Cas «amiba mangeurs de cerveaux» rapportés dans plus d'États, avertissent les responsables - comment rester en sécurité

Un nouveau rapport de cas indique que le dangereux micro-organisme est en mouvement en raison du changement climatique.


La pandémie covide nous a fait plus conscience que les risques inattendus pour la santé sont une menace en constante évolution. Que ce soit un épidémie basée sur la nourriture comme Salmonelle Ou une version particulièrement dangereuse de la grippe saisonnière, la connaissance de tout nouveau problème peut être essentielle pour vous préparer. Cela est particulièrement vrai si la cause en question est relativement nouvelle dans une zone ou une population spécifique.

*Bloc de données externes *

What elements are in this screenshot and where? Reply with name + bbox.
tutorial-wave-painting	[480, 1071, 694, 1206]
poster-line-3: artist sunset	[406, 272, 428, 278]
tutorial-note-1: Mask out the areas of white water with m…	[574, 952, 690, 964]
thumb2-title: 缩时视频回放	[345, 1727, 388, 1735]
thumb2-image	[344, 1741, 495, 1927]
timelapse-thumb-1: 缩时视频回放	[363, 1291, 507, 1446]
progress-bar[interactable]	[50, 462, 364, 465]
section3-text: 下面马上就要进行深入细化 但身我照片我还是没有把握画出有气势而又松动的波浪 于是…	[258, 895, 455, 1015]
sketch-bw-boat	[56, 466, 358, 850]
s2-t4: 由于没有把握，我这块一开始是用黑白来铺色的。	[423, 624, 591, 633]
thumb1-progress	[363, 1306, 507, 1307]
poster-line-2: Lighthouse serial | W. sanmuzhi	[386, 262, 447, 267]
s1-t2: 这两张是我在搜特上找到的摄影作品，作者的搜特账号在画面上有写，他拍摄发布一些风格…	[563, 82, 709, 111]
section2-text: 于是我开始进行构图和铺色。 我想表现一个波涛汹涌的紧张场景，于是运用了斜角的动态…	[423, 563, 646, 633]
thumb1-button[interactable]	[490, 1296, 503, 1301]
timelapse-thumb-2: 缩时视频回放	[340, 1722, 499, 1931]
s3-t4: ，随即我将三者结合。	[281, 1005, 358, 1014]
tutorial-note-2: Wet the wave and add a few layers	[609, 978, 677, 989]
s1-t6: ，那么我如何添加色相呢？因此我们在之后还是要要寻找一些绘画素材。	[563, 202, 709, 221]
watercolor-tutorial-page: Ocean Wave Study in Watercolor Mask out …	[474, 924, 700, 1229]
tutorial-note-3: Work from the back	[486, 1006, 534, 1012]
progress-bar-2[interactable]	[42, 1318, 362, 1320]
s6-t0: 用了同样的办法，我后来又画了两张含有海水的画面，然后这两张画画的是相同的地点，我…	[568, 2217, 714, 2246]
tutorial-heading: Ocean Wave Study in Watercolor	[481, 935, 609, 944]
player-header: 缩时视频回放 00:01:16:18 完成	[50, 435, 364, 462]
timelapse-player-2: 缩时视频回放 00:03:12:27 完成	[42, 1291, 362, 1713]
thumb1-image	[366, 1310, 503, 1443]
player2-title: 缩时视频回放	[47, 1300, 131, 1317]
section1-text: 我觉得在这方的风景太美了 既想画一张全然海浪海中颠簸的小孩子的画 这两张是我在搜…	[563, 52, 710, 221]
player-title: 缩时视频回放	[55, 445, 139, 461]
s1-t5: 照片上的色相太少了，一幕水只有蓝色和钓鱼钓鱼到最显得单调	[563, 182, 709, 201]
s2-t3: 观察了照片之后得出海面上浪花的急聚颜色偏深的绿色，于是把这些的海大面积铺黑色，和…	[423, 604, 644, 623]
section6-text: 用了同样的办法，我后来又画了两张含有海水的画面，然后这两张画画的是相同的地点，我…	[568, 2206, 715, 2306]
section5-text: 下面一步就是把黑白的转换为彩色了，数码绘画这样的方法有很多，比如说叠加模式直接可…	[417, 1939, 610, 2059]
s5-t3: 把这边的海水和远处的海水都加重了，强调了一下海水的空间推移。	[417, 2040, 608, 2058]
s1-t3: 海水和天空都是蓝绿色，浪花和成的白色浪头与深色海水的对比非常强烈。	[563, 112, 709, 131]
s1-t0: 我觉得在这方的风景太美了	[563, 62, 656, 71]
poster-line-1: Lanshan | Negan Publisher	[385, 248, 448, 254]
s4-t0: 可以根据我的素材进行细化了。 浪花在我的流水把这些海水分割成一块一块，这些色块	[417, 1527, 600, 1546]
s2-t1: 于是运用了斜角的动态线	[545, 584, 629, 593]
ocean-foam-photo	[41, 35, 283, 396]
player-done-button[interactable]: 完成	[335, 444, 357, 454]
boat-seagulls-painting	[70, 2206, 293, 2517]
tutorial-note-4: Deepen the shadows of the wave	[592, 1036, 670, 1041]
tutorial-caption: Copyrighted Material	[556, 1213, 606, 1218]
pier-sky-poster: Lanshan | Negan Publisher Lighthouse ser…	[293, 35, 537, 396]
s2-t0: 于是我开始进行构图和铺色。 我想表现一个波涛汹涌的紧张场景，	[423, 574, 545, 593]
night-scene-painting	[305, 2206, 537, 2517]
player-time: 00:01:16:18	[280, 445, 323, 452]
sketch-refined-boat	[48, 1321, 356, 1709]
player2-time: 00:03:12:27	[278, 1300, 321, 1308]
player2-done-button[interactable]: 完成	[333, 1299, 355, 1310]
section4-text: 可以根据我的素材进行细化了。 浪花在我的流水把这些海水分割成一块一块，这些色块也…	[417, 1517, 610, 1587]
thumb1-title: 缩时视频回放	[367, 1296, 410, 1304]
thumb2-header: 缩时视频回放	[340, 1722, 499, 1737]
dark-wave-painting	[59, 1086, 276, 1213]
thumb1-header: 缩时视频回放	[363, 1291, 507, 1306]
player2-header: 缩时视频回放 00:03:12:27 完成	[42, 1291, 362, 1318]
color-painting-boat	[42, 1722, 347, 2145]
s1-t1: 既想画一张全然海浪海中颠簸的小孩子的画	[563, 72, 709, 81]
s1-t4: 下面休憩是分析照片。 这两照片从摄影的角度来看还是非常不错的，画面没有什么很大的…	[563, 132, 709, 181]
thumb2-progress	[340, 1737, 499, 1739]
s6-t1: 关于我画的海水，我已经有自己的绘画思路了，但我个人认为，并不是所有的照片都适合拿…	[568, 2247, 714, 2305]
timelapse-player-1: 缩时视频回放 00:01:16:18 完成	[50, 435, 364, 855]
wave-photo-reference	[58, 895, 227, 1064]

Et maintenant, les responsables avertissent que davantage de cas d'une "amibe mangeuse du cerveau" potentiellement mortelle ont été signalées dans plus d'États. Lisez la suite pour voir comment vous pouvez rester à l'abri de la menace microscopique.

Lisez ceci ensuite: Une nouvelle infection cutanée "très contagieuse" se propage, avertit CDC - comment rester en sécurité .

Les responsables de la santé avertissent qu'un dangereux microbe «mangeur de cerveau» se propage désormais à de nouvelles zones.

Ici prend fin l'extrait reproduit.